Quase inevitavelmente para um evento como este no Reino Unido, após duas horas de prova, a corrida foi interrompida por manifestantes. Tornou-se um exercício que testou a capacidade da UCI de explicar as circunstâncias e/ou simplesmente resolver a situação e fazer a corrida voltar a andar. Durante o tempo que levou para desobstruir a estrada, as informações sobre o protesto foram escassas – certamente provenientes dos canais formais – mas eventualmente foi emitida uma declaração sobre a perturbação. Ninguém foi informado sobre eles ou sobre a motivação dos manifestantes – se queriam os direitos dos palestinos, os direitos das mulheres estabelecidas no Afeganistão e no Oriente Médio, ou apenas que todos comprassem menos coisas. Fosse o que fosse, os ciclistas tiveram 55 minutos para conversar, comer e admirar a paisagem e o asfalto recém-assentado do vale de Carron. Nunca um pelotão num evento desta envergadura teve mais tempo ou melhor cenário para lidar com pausas de conforto e necessidades naturais. Que o diga Mathieu van der Poel, que atendendo a um chamado da natureza, utilizou o banheiro de uma casa próxima para descarregar o peso e bem ao estilo sensacionalistas dos jornais de fofoca ingleses, o banheiro e o seu anfitrião, acabou parando na primeira página de jornal.

Mas assim que o grupo começou a rolar novamente, houve um aumento no senso de urgência para trazer de volta a fuga de nove pilotos e os Belgas resolveram o assunto. Aqueles com ambições perceberam que no circuito técnico de Glasgow uma perseguição organizada não seria fácil, e é por isso que a dupla Australiana de Luke Plapp e Luke Durbridge permaneceu perto da frente, apoiando seus líderes designados para o dia, Michael Matthews e Simon Clarke.

Tadej Pogacar estava em um bom dia… mas iria correr até a linha de chegada em 3º lugar depois de uma batalha com o ex-campeão mundial Mads Pedersen

A briga da fuga

É claro que houve algumas retas longas que proporcionaram uma boa linha de visão em Glasgow, mas como eram frequentemente descidas, o diferencial de velocidade não seria grande. A fuga poderia atingir velocidades de ± 65 km/h, assim como o grupo de perseguidores, de modo que o ritmo na corrida para o circuito de Glasgow aumentou rapidamente. Com 111 km percorridos, a corrida encerrou as 10 voltas de teste do circuito de 14 km de Glasgow. O grupo da fuga tinha 4’48” no grupo que ainda era liderado por pilotos Australianos e Belgas. Em Glasgow propriamente dito, os Dinamarqueses também mostraram as suas cores. Ainda faltavam 147 km e a fuga estava agora abaixo dos quatro minutos, mas ninguém parecia arriscar – o intervalo seria retomado mais cedo ou mais tarde.

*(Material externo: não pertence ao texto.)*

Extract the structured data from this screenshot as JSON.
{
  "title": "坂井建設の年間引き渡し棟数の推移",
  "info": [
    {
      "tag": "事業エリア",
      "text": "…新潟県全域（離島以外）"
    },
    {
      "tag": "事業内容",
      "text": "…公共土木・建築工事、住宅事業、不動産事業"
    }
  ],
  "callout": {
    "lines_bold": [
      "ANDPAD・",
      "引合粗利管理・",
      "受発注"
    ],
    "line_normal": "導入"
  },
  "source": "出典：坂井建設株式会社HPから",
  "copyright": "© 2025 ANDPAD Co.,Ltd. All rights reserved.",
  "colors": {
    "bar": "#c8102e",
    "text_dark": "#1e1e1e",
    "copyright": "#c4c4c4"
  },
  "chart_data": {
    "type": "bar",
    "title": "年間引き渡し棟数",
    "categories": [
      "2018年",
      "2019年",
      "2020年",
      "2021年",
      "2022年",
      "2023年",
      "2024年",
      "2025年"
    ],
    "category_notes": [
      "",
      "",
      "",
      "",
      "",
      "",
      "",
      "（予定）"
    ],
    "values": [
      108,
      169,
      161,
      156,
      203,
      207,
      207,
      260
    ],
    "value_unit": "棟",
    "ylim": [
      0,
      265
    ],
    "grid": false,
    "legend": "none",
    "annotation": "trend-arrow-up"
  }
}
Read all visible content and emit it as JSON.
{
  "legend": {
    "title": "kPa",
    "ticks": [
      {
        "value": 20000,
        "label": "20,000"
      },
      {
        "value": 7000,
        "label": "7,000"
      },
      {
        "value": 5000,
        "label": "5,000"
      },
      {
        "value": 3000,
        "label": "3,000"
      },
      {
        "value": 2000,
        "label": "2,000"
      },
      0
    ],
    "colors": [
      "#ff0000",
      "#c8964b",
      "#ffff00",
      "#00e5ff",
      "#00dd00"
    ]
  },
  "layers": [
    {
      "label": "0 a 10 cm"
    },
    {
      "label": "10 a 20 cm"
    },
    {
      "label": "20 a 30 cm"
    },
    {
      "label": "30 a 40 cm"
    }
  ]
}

Pedersen, campeão mundial em Yorkshire em 2019, terminou em 4º em Glasgow

Todos aqueles pontos críticos do circuito de corrida identificados por observadores preocupados na preparação para a corrida pareciam desaparecer à medida que o grupo que diminuía rapidamente se esticava nas subidas vigorosas que salpicavam o circuito. Criou-se uma cena muito parecida com a entrada da Trouée d’Arenberg em Paris-Roubaix; parecia que todos os diretores de equipe haviam dado a mesma instrução: ‘Vá para a frente!’ (embora sem o uso de rádios de corrida que, para uma corrida importante a cada ano, estão fora das regras) Certamente haveria outras dicas óbvias: ‘Não seja pego por colisões ou rachas.’ ‘Fique atento.’ E, em uma corrida como esta, ‘Mantenha-se perto de MVDP e WVA…’

A corrida de rua do Campeonato Mundial tem tantas variáveis, mas em 2023 não é preciso ser um mestre tático para saber que o maestro das clássicas Holandesas e seu versátil rival Belga estarão na mistura quando for preciso.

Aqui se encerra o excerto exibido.